WASHINGTON -- Some people catching up with their favorite television shows on Hulu, especially people living in swing states and zip codes heavy with the right demographic groups, may have seen ads urging President Barack Obama's reelection. They likely don't realize they've also seen the latest innovation in campaign spending.
An ad called "Gotta vote" has run frequently on the video-streaming website in southwestern Virginia, home to big student populations at Virginia Tech and Radford University. The ad features students listing a litany of things they "gotta" do -- "pay that tuition ... get a job ... move out" -- before showing an image of Obama as a voice says, "Gotta keep moving forward." The camera cuts to Republican presidential nominee Mitt Romney, as another voice says, "Not back."
Nothing new there -- college students in general are more likely to vote for Obama. What is different is the small print displayed at the end of the ad: "Paid for by Obama Victory Fund."
The Obama Victory Fund is a joint fundraising committee that disburses the money it raises to the Obama campaign, the Democratic National Committee and a host of Democratic state parties. Campaign finance law states that it's allowed to incur only those expenses related to fundraising.
Those ads on Hulu are not clearly aimed at raising funds, which in turn raises questions about how they fit into the obtuse world of campaign finance rules and regulations.
The victory fund has reported spending $11.6 million on online advertising in August through Bully Pulpit Interactive. It isn't clear how much of that has gone toward ads on video-streaming platforms like Hulu or toward clickable online ads, which could direct a viewer to a fundraising page.
Asked about the Hulu ads, Bob Biersack, a senior fellow at the Center for Responsive Politics and a former Federal Election Commission communications director, said via email, "I don't remember ever seeing this before. Every cycle has little (or sometimes big) innovations, and this kind of reminds me of some of those."
One of those previous innovations, from the days when presidential candidates accepted public financing, involved the money officially raised from individuals and PACs for a compliance fund, meant to defray the legal costs of complying with campaign laws.
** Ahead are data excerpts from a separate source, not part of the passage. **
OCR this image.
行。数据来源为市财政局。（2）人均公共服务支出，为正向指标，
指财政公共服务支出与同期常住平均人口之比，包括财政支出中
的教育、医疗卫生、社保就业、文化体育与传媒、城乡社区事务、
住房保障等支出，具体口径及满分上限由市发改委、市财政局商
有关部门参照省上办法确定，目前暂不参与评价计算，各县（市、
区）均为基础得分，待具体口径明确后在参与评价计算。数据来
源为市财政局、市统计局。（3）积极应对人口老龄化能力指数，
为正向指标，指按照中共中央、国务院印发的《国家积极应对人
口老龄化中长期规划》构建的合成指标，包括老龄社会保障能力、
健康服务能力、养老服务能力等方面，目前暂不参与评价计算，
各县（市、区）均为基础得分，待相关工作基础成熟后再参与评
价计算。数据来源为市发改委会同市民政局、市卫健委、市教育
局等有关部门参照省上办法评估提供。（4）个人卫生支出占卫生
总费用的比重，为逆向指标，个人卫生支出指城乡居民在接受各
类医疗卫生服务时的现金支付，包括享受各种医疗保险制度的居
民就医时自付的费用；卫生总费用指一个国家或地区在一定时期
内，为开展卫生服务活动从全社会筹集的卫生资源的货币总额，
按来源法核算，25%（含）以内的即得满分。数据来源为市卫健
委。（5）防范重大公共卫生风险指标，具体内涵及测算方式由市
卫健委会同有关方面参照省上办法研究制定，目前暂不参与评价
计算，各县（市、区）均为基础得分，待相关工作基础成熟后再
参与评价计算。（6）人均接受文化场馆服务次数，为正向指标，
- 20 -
The candidates started to use the compliance fund money to help pay for ad buys -- on the ground that they were covering the cost of including a legal disclaimer ("Paid for by...") at the end of the ad.
Paul S. Ryan, senior counsel at the campaign finance watchdog Campaign Legal Center, said that the candidates and the parties are always looking for ways around the campaign finance rules.
As for the Hulu use of Obama Victory Fund money, he said it might violate contribution limits and coordination rules, depending on how it's accounted for. If the joint fundraising committee is putting money toward something other than fundraising, Ryan said, one of the recipients of the victory fund's cash -- the presidential campaign, the Democratic National Committee or a state party -- should be reporting that spending as a coordinated expense.
The Obama campaign has not explicitly reported any coordinated expenditures involving the Obama Victory Fund so far.
Under federal law, the campaign is permitted to spend only $21.68 million in coordination with a political party. Assuming the victory fund ads do not qualify as fundraising efforts, not reporting that spending as a coordinated expense could allow the reelection effort to pad the amount it can spend.
The Obama campaign responded to requests for comment with the following statement: "Obama Victory Fund 2012 is a joint fundraising committee between Obama for America, the Democratic National Committee, and state Democratic Parties. All of the contributions that it brings in are divided among these different committees and subject to the relevant contribution limits and reporting requirements. From the contributions it receives, OVF is also required to pay for all the fundraising expenses aimed at raising contributions into the joint committee. These expenses include all types of fundraising activity, such as event expenses, catering, direct mail, online fundraising, and telemarketing."
The Romney campaign operates a victory fund that also is spending money on online ads -- $7.19 million in May and June. The campaign did not respond to a request for comment.